Thought of the day

US equities stood at record highs, while Treasury yields fell ahead of today’s highly anticipated Federal Reserve interest rate decision, where a 25-basis-point cut is fully priced in. The S&P 500 rose 0.2% on 28 October, and the 10-year Treasury yield stayed below 4%.

But while a rate reduction is widely expected, investors will be looking for clarity as to when officials will stop shrinking the central bank’s portfolio of securities, as well as validation of market expectations for further easing.

A definite timing on the end of quantitative tightening should support risk sentiment. Fed Chair Jerome Powell earlier this month said the central bank is nearing a point where it will stop reducing the size of its bond holdings, and markets increasingly expect such an announcement at the conclusion of the Fed’s two-day policy meeting today. An end to quantitative tightening would be interpreted as a dovish shift, likely pushing Treasury yields lower and supporting risk assets.

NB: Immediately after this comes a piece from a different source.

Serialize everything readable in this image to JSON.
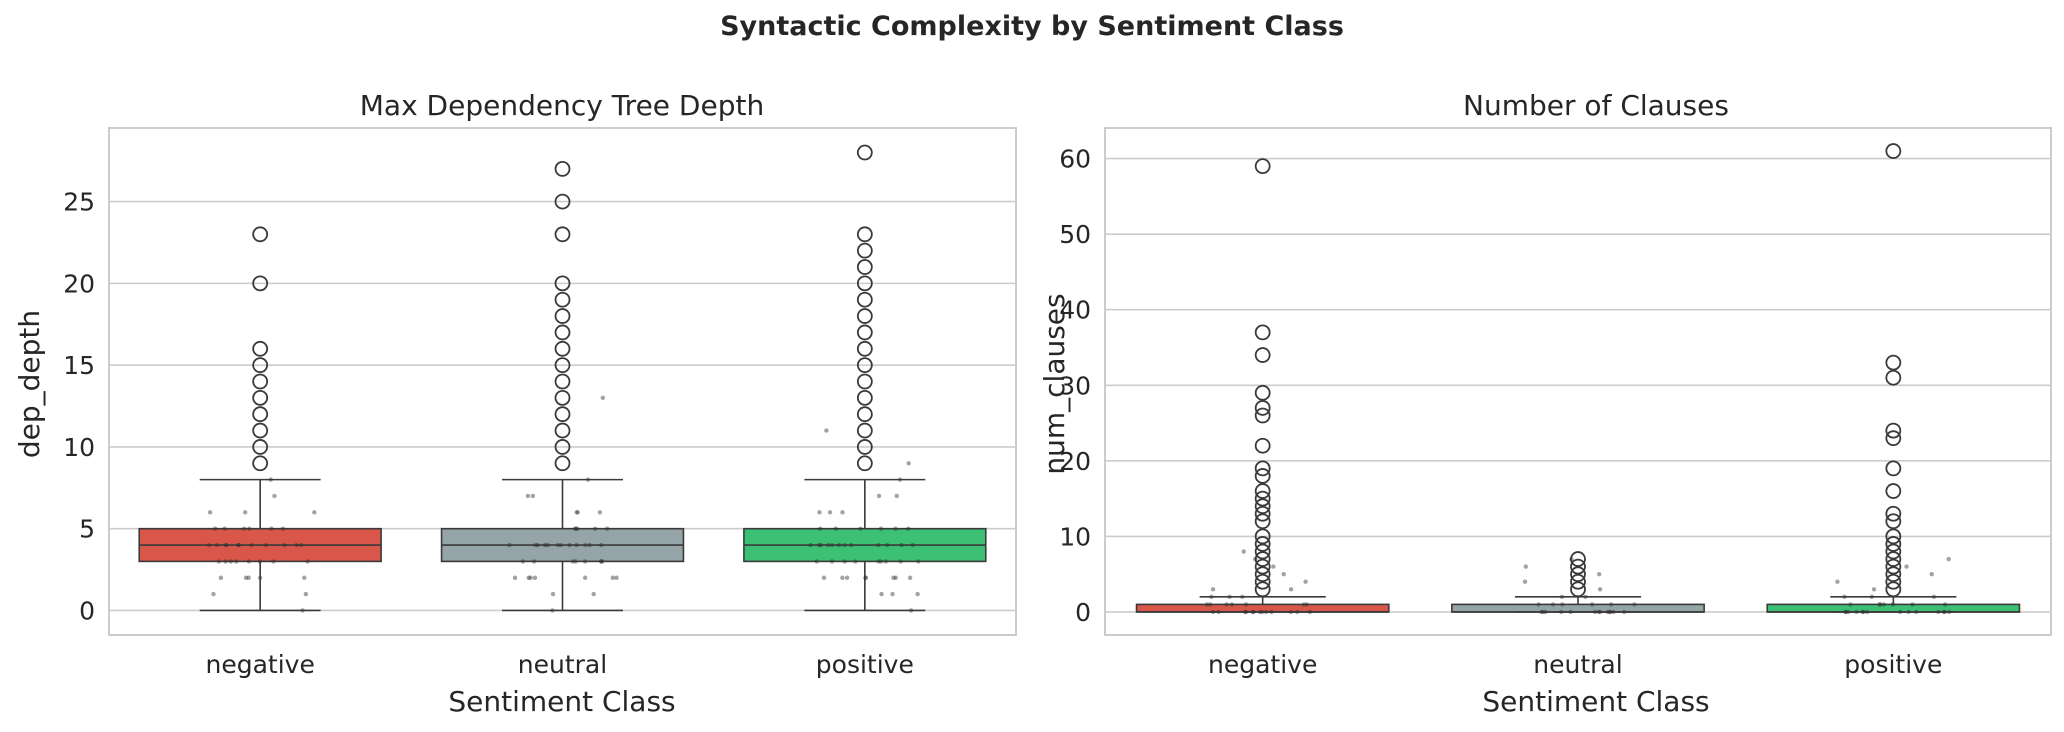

Guidance on the policy path forward could offer validation on investor optimism. While Powell’s earlier comments about weakness in the labor market set the stage for a cut today, he offered little specific guidance on the central bank’s easing trajectory. With markets currently pricing in 100 basis points of further cuts by June 2026, investors will be hoping for hints about the policy outlook. In our view, evidence of a weakening labor market should provide justification for more rate cuts through the early part of next year.

How the Fed navigates the ongoing government shutdown is also key. As the current government shutdown approaches the one-month mark with no immediate end in sight, investors will also be seeking clarity on how the US central bank will make future policy decisions based on partial data. But despite having less visibility on the economy, we expect private data releases to continue to help sketch the economic picture. Additionally, extended government shutdowns historically yield little for the party forcing the shutdown, and the recent call by the largest federal worker union to end the shutdown could add further pressure on lawmakers.

Overall, we expect the Fed to press ahead with its rate-cutting cycle and gradually end quantitative tightening, bolstering the case for quality fixed income as a source of income and portfolio resilience. We recommend investors consider medium-duration high grade government and investment grade corporate bonds. We also expect gold to benefit and maintain our year-end target of USD 4,200/oz, while an easing Fed should continue to support the backdrop for equities.